Supporting Arsenal is a lifetime commitment. We never switch off. There are highs and lows and sometimes summer sports intervene but come July we are scanning the internet for news of possible new arrivals and arrangements for early season fixtures.
Today is the 45th anniversary of Charlie George’s two goals to beat Manchester City at Maine Road in the Fifth Round of the FA Cup. It was about this time that manager Bertie Mee called the squad together and told them that the Double was on and that they should be prepared to commit themselves every minute of the day to the realisation of that achievement. The run-in had begun. We were off the pace behind Leeds United albeit with games in hand but Revie’s team were the hot favourites – Bremner, Giles, Hunter, Sprake, Madeley, Jones and Clarke. They were formidable and the focus on their strengths enabled Arsenal to avoid the spotlight and the expectation of success. We were not favourites – outside Highbury or even inside.
But Bertie was tuned in. He knew there was a race to be run. He knew that Leeds had psychological flaws. Their undoubted strengths were undermined by their fear of falling short. It had happened in earlier seasons and was to dog them throughout Revie’s tenure. He was dominated by superstitions and his mental frailty communicated itself to his players. And yet they were seven points ahead of us (two points for a win not three) but Bertie reminded his players that at Highbury there was more collective confidence than at Elland Road.
Back to the FA Cup and Charlie’s two goals brought us an away tie at Filbert Street against Leicester City. It ended 0-0 although with seconds to go Pat Rice managed to ease Len Glover away from a winning goal as the ball bobbed in the penalty area. The replay at Highbury was memorable for just one moment when Charlie rose at the near post and in the rain to a corner from George Armstrong and headed in at the Clock End.

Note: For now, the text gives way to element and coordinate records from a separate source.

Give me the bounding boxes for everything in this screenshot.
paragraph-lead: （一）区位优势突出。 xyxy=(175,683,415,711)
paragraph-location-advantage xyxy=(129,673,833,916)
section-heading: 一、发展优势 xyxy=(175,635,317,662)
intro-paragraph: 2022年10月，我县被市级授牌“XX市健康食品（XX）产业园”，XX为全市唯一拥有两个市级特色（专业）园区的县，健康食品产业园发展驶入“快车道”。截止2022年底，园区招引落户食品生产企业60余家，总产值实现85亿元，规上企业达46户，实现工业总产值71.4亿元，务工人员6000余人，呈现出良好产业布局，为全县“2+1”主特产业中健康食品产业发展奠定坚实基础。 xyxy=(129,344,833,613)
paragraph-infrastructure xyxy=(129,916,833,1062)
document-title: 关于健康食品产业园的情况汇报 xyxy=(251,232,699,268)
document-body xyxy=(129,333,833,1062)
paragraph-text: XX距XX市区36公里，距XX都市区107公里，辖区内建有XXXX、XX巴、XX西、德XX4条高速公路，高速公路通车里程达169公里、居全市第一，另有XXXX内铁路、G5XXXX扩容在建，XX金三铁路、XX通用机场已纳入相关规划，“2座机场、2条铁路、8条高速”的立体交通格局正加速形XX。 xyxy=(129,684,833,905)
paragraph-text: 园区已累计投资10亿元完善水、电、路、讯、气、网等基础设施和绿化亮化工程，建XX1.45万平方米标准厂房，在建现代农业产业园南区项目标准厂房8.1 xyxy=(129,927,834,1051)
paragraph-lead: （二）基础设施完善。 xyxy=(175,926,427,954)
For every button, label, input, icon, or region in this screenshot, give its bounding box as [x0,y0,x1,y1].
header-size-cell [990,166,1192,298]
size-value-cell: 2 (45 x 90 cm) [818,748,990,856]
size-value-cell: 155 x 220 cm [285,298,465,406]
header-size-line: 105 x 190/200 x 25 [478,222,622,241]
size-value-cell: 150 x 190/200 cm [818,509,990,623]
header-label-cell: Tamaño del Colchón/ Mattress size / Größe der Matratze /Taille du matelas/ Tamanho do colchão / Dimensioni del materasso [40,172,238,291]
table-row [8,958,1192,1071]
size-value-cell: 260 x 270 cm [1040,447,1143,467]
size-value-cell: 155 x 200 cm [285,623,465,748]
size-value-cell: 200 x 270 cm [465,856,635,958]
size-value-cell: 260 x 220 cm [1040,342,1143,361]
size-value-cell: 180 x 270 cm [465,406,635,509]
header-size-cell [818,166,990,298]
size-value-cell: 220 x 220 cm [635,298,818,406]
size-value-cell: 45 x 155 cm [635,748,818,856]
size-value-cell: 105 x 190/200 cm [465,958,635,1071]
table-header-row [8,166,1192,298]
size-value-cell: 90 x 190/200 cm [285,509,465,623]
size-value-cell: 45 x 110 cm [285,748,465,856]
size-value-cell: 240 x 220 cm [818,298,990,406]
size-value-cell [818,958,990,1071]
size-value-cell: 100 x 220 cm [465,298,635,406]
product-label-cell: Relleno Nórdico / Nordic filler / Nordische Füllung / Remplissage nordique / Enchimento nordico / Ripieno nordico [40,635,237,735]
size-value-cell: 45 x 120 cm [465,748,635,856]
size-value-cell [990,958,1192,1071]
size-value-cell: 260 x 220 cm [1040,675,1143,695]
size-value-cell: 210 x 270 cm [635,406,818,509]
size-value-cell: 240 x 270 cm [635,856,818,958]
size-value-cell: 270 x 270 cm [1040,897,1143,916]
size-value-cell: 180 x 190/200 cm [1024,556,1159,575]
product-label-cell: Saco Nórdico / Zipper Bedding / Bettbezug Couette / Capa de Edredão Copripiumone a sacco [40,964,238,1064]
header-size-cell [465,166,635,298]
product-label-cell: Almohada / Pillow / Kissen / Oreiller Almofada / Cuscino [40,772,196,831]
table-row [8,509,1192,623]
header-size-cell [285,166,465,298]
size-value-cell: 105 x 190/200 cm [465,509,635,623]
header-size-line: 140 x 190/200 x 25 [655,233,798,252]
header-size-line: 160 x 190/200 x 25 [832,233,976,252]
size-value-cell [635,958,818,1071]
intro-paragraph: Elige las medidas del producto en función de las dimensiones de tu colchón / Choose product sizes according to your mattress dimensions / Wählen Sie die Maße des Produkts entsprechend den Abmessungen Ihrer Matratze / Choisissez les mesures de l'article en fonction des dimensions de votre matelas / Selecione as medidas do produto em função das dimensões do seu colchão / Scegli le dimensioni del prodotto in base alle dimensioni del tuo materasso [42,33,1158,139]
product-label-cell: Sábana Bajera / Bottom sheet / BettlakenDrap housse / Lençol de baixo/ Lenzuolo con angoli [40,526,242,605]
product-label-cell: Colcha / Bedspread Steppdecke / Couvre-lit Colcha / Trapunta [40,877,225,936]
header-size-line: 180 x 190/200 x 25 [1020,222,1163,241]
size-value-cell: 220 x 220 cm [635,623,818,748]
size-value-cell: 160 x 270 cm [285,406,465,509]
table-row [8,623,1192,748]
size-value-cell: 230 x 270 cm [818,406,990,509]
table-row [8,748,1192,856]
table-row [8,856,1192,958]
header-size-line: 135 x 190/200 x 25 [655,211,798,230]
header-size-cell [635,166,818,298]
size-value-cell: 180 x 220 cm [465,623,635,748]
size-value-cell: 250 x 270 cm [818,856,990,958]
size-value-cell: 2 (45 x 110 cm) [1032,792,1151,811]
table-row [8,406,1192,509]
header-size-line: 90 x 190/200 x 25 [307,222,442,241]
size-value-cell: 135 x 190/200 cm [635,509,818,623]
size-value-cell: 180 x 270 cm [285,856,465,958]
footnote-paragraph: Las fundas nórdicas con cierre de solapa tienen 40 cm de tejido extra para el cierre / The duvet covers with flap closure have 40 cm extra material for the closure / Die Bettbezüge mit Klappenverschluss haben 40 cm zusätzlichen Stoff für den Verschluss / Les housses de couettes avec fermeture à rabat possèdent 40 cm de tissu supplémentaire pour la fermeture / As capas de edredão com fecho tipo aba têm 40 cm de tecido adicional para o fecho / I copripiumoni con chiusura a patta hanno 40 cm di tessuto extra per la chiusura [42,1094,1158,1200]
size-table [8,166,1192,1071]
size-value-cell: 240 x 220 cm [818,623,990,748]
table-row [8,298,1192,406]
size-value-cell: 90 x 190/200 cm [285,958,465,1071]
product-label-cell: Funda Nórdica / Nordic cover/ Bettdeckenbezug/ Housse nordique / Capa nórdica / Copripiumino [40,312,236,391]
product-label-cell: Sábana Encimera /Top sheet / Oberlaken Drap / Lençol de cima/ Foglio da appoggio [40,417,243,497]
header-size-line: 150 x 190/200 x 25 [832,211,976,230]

We were now in the semi-final and the nail-biting last minute penalty scored by Peter Storey gave us the equaliser and a replay at Villa Park when we won 2-0 – the second being one of the most beautiful headed goals by George Graham from the D of the penalty area. Wembley beckoned and Charlie was our talisman and scored that famous winning goal after an exchange of passes with John Radford.
We all know – Charlie included – that he failed to fully realise his potential and if he had his time again he would have done things differently. As George Bernard Shaw famously said “Youth is a wonderful thing but it is wasted on young people”. But if Bertie was predictable and seemingly unimaginative (he wasn’t but that was how he wanted to be portrayed) then Charlie was inspirational and instinctive. Their combination plus Don Howe and Frank McClintock and the squad of committed and talented players provided the winning formula that carried us to League victory at White Hart Lane on 3 May 1971 and five days later to the FA Cup win over Liverpool at Wembley.
History does not repeat itself but it does produce parallels when the present has echoes of the past and this arises today as two league wins have propelled us back into the title race and we approach a home draw against Hull in the 5th Round of the FA Cup. Of course there are differences. Football is different; the media is different; the money is different and the players are different. And we have the complication of the Champions League. But you can imagine Wenger calling his squad together after Welbeck’s last second goal when the collective determination and celebration – written up by Dave Seager so perceptively – was apparent to us all. You can see Arsene looking each of the players in the eye and reminding them that between now and the end of the season the squad will have possibilities of success that has existed in their dreams. Of course Barcelona is an obstacle but so was the win at Anfield in 1989. When the spirit gets you and the excitement fires you things become possible.
And in Alexis Sanchez we have another talisman, another Charlie George – the man for the occasion. He always comes good – a period of missed opportunities is only ever a prelude to a spate of goals and the good thing is that we have collected six points without Sanchez doing the business. It is there ahead of us and ready to happen. Charlie ran sixty yards with the ball at his feet to score his memorable second goal at Maine Road. On the pitch he was focused and measured and controlled. Sanchez is the same and looking ahead would anyone bet against him scoring some crucial goals. The first challenge is Hull at the weekend and they are scoring goals and playing with confidence but every opponent is going to be up for beating us. At the same our squad will be up for every match they play in. It is an exciting time to be an Arsenal supporter. We may yet fall short. Football hands out surprises but never has a squad been more ready for the challenge of the run-in.